Moscou a déployé quelque 90 000 soldats dans la région, suscitant des craintes persistantes quant aux desseins plus larges de la Russie sur l’Ukraine. Les États-Unis appellent l’accumulation « inhabituelle ». Et il est suffisamment alarmant que le directeur de la CIA, Bill Burns, ait discuté de la question avec Poutine à Moscou la semaine dernière.
Rappelons qu’en avril, la Russie a amené jusqu’à 150 000 soldats dans la région, avant de les retirer lentement. Que fait Moscou en ce moment ?

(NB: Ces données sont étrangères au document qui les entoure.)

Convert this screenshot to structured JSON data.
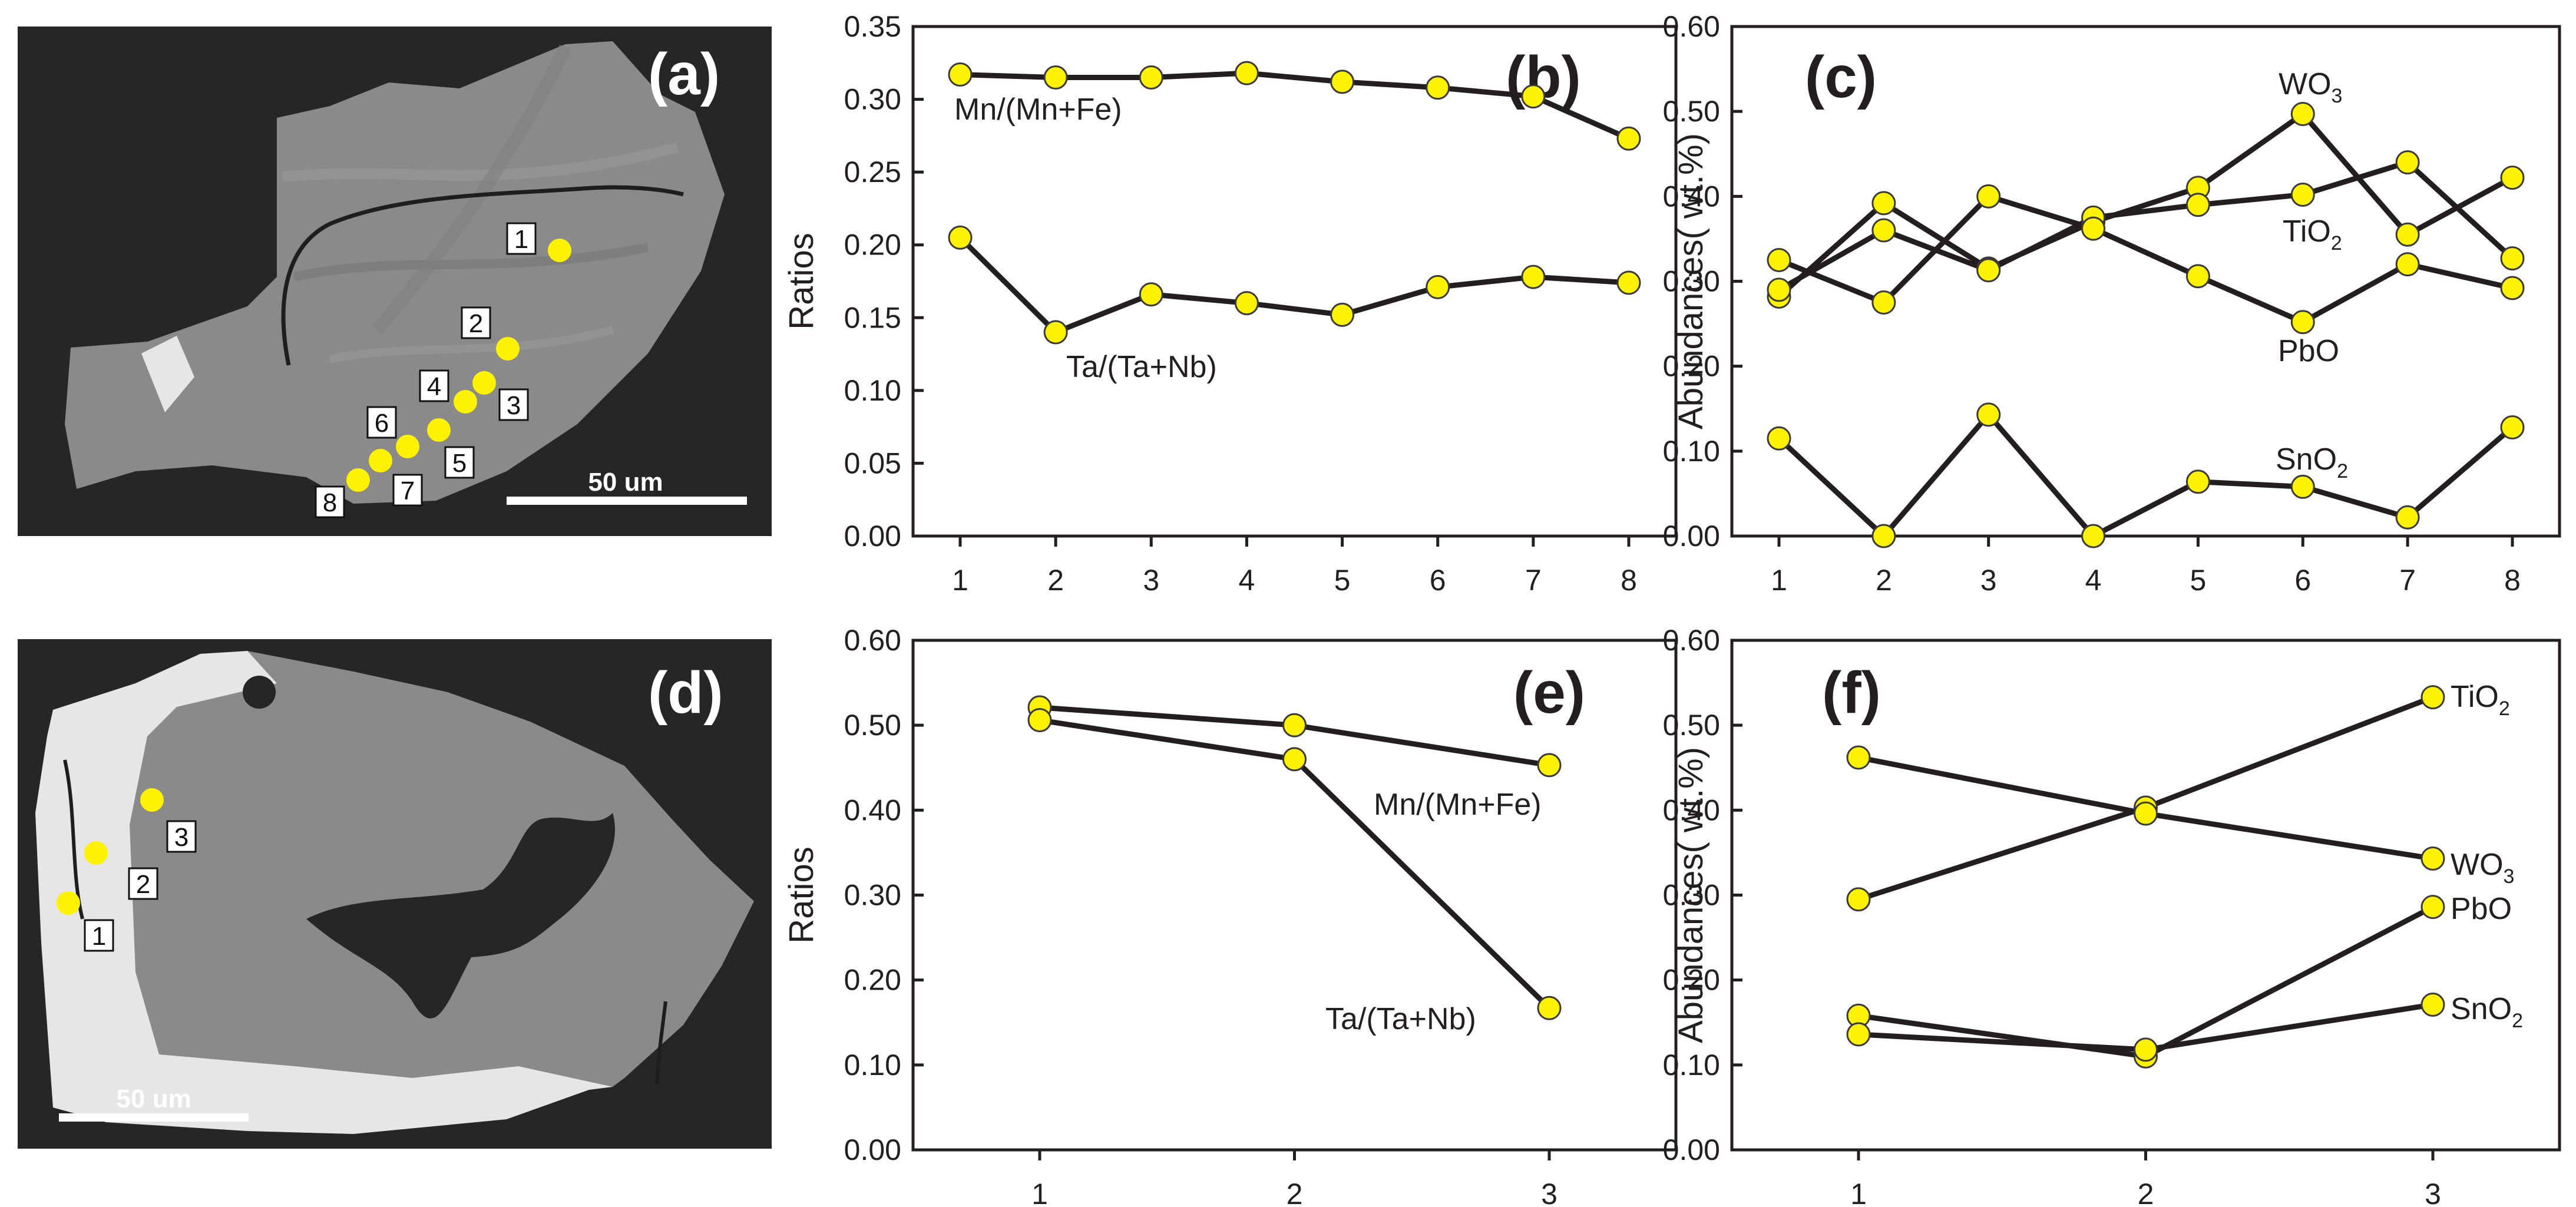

Pour être clair, il est difficile d’imaginer que le Kremlin ait l’intention d’envahir (et d’occuper) une partie importante de l’Ukraine. Le coût en argent et en vies russes ne serait pas populaire à la maison.
Mais Poutine aime secouer ce sabre de temps en temps, en partie pour rappeler aux Européens et aux Américains qu’il le peut. Et dernièrement, la Russie se sent particulièrement irritée : Moscou a rompu ses liens avec l’OTAN le mois dernier et est mécontente des navires de guerre américains naviguant autour de la mer Noire. La récente livraison de 60 millions de dollars d’aide militaire américaine à l’Ukraine ne s’est pas non plus bien passée au Kremlin.
Avec l’arrivée de l’hiver, c’est en fait un grand moment pour la Russie de se muscler un peu. L’Europe est actuellement embourbée dans une crise des prix de l’énergie causée par une pénurie de gaz naturel. Le seul pays qui pourrait aider à atténuer cette pression est, bien sûr, le principal exportateur, la Russie. Mais le Kremlin, qui fait toujours l’objet d’une série de sanctions en réponse à son invasion de l’Ukraine en 2014, a refusé d’ouvrir les robinets jusqu’à ce que la Russie soit mieux traitée par Bruxelles.
Résultat: Une fois de plus, certains des problèmes les plus insolubles de l’UE se posent à l’Est. Et les choses ne vont pas devenir plus faciles une fois que la gestionnaire de crise expérimentée Angela Merkel prendra sa retraite le mois prochain.